Ohio argues that Hi-Tech's statutory claims also fail because Hi-Tech hasn't provided “the specific enumerated violation(s) it contends Ohio committed.” ECF No. 44 at 22. NRS 686A.310 describes a number of unlawful practices, but the fact that Hi-Tech didn't identify the specific subsections this claim is brought under isn't necessarily fatal. See Alvarez v. Hill, 518 F.3d 1152, 1157 (9th Cir. 2008) (“A complaint need not identify the statutory or constitutional source of the claim raised in order to survive a motion to dismiss.”). Regardless, amendment gives Hi-Tech the opportunity to identify the specific NRS 686A.310 subsections that it believes Ohio violated and provide additional factual allegations to sufficiently state claims under those subsections.
See ECF No. 44 at 23.
C. Hi-Tech's motion for leave to reopen briefing on Ohio's motion to dismiss is denied.
Hi-Tech recently filed a motion for leave to reopen the briefing on Ohio's motion to dismiss so Hi-Tech can file a “supplemental opposition” based on “facts learned during discovery.” It argues that “newly discovered facts should compel a finding of bad faith”and goes on describe various depositions it took, documentary discovery it obtained, and the overall discovery process and timeline. But at the motion-to-dismiss stage it is the adequacy of the allegations within the four corners of the pleadings that is at issue, and I couldn't consider any of the evidence that Hi-Tech would like to use to supplement its response to Ohio's motion. Regardless, I have granted Hi-Tech leave to amend its bad-faith and NRS 686A.310 claims, so it will have the opportunity to (and must) supplement those claims with additional factual allegations. I therefore deny Hi-Tech's motion to supplement its response to Ohio's motion to dismiss.
ECF No. 64 at 1.
Id. at 2.
Id. at 2-13.
Conclusion
IT IS THEREFORE ORDERED that Ohio's motion for summary judgment [ECF No. 14] is GRANTED in part; I find that the CGL policy doesn't provide coverage for Pavestone's attorney's fees award against Hi-Tech; and any portion of Pavestone's state-court damages award attributable to loss of use, removal, or disposal of Hi-Tech's raw aggregate is barred by the sistership exclusion. But it is otherwise DENIED.
IT IS FURTHER ORDERED that Ohio's motion to dismiss Hi-Tech's counterclaims [ECF No. 44] is GRANTED in part and DENIED in part. Hi-Tech's second and third counterclaims for bad faith and unfair claim practices are DISMISSED. But I grant Hi-Tech leave to amend only its bad-faith and NRS 686A.310 claims by September 6, 2024; its Utah statutory claims are dismissed without leave to amend.

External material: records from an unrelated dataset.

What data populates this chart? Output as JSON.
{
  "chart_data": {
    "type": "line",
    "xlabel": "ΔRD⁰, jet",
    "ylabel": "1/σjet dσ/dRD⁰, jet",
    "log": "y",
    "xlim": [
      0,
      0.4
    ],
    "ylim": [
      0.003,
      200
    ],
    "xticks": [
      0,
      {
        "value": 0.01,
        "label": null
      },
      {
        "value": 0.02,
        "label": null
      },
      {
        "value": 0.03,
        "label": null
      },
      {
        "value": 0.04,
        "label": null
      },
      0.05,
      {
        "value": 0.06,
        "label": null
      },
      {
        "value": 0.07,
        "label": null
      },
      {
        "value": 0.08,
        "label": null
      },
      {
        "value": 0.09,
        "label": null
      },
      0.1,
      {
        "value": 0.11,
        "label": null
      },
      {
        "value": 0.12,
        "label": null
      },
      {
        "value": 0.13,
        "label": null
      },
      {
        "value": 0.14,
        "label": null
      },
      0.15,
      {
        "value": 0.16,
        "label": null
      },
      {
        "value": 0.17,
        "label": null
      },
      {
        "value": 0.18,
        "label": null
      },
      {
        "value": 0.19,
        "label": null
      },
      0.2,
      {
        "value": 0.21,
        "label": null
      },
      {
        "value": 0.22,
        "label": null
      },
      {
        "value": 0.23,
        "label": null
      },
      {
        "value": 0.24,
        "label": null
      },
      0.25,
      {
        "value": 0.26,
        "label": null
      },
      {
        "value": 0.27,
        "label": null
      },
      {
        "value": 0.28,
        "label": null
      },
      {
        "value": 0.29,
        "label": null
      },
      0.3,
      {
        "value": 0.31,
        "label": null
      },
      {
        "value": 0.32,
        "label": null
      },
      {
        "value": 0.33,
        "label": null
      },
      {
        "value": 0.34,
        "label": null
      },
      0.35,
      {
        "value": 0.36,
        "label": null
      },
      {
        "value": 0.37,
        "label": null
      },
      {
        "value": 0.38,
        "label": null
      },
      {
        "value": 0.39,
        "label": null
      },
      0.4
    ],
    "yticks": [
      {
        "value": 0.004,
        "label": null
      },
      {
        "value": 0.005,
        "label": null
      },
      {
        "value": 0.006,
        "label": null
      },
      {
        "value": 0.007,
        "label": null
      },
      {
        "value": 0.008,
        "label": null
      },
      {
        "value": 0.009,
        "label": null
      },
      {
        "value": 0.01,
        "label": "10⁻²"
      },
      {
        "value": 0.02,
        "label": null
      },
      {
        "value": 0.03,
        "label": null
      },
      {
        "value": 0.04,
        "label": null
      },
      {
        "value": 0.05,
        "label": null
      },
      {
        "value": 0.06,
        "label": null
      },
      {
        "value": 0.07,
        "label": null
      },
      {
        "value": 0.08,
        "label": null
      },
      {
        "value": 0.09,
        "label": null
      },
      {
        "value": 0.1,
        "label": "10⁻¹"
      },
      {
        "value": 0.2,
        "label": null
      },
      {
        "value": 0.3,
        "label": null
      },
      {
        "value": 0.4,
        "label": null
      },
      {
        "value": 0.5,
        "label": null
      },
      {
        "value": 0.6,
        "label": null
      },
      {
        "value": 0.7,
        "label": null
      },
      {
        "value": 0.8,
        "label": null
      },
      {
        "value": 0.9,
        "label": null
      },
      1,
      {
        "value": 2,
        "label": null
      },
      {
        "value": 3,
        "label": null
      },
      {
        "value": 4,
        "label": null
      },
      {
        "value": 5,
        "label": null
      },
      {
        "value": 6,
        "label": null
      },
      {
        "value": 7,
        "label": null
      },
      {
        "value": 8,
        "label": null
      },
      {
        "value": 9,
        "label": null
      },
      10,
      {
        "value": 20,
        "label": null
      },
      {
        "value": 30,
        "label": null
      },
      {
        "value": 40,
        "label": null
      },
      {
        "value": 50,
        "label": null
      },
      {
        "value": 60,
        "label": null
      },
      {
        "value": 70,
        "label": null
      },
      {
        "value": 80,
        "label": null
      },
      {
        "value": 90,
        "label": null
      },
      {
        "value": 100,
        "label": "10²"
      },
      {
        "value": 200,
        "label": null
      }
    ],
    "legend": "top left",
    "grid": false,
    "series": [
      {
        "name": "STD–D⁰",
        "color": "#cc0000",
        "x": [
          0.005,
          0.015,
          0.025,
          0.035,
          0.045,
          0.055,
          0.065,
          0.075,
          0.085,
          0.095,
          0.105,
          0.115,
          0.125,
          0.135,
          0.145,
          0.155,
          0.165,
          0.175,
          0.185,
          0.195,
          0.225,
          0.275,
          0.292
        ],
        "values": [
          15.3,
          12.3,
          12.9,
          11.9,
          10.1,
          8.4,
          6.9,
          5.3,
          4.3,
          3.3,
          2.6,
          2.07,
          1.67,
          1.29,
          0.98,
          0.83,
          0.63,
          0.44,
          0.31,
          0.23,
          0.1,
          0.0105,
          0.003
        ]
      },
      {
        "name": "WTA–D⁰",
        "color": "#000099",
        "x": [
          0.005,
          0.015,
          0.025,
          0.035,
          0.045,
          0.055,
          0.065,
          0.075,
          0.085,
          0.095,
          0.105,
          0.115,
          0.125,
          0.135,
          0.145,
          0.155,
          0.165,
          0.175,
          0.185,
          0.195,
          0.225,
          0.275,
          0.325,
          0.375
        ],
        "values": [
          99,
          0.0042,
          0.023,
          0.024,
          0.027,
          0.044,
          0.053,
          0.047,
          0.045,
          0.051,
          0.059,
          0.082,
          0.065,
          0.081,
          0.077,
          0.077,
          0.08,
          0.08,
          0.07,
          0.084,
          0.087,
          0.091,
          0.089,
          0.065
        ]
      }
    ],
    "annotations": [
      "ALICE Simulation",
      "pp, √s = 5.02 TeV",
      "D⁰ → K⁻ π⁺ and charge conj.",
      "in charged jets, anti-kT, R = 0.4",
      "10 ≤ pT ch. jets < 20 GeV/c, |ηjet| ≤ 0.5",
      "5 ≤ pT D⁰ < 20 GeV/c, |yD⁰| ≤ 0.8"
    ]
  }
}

IT IS FURTHER ORDERED that Hi-Tech's motions to reopen the briefing on Ohio's motions to dismiss and for summary judgment [ECF Nos. 64, 65] are DENIED.
In light of the nature of this order, IT IS FURTHER ORDERED that the September 11, 2024, deadline to file dispositive motions [ECF No. 49] is extended to October 26, 2024. Should these rulings necessitate reopening or extension of any other deadlines, the parties have until September 6, 2024, to file a stipulation or motion seeking that relief.